Dreamcatcher- just found pics of your lovely babies on an Arabian thread, and what stunners!! You must be very proud! Who is the flaxen and the black?


----------



## Druydess (Jan 25, 2008)

Dreamcatcher Arabians said:


> :lol:OOOH GASP!!! You are NOT letting that WILD, OUT OF CONTROL, AY-RAB STALLION near that baby!.........ROFL.......if people really only knew! They are such babysitters!:lol:


OMG- I know!! I expect all kinds of " you're such a bad owner" posts...lol..
This stud is such a lamb. Better than most mares.
My mare Magic will get "opinionated" with me, but won a 7 year old her first blue ribbons all the while walking on eggshells with her.. :wink:


----------



## Druydess (Jan 25, 2008)

InStyle said:


> Could look at your pics all day . I will be trying to get some pics of my guys and my lil Arab gal Tess, this afternoon
> 
> Can't wait to see their foals!
> _Posted via Mobile Device_


So---- where are those pics?? Hmm?? :wink:


----------



## Druydess (Jan 25, 2008)




----------



## HorseLovinLady (Jul 18, 2011)

Druydess said:


> OMG- I know!! I expect all kinds of " you're such a bad owner" posts...lol.. This stud is such a lamb.

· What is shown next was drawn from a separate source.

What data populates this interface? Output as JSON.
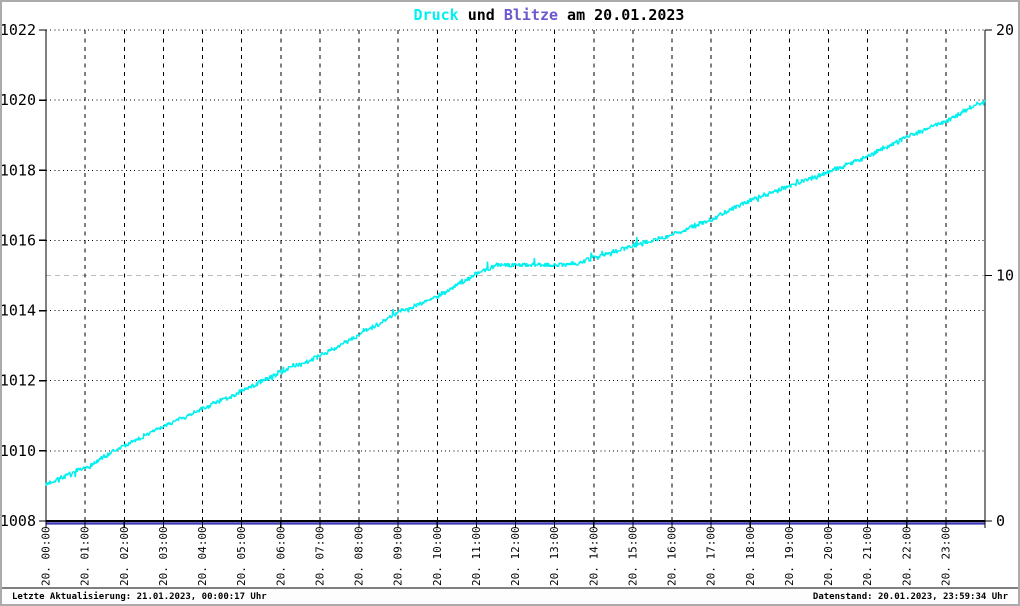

 First of all gorgeous stud!! Second of all awww how sweet! Third he sounds like my Apache ( in my avatar pic), he's a big love bug especially with kids and me.


----------



## CecilliaB (Jan 21, 2010)

Love love love that stallion. Was raised on beautiful Crabbet bred arabians and it's the only type of Arabian I can truly honestly admire for diverse athleticism and fantastic personality and temperament. 

Best of luck. Can't wait to see the babies!


----------



## Druydess (Jan 25, 2008)

CecilliaB said:


> Love love love that stallion. Was raised on beautiful Crabbet bred arabians and it's the only type of Arabian I can truly honestly admire for diverse athleticism and fantastic personality and temperament.
> 
> Best of luck. Can't wait to see the babies!


He is a beautiful thing, isn't he? Love the CMK breeding. His personality and calm demeanor is very valuable to me.
They are something to contend with and Lady Blunt did know what she was doing when she selected her foundation Arabians for the Crabbet Stud..
Nice to talk with someone who appreciates their talents and abilities..

Thank you for the well wishes..I can hardly wait myself.. :wink:


----------



## palominolover (Apr 28, 2010)

Wow I must say, you have REALLY gorgeous horses =) I bet the foals are going to be stunning. Good luck with the births.


----------



## Druydess (Jan 25, 2008)

palominolover said:


> Wow I must say, you have REALLY gorgeous horses =) I bet the foals are going to be stunning. Good luck with the births.


Appreciate the kind words.. I'll take all the well wishes I can for these lovely mares- thank you..
Happy Yule to all!


----------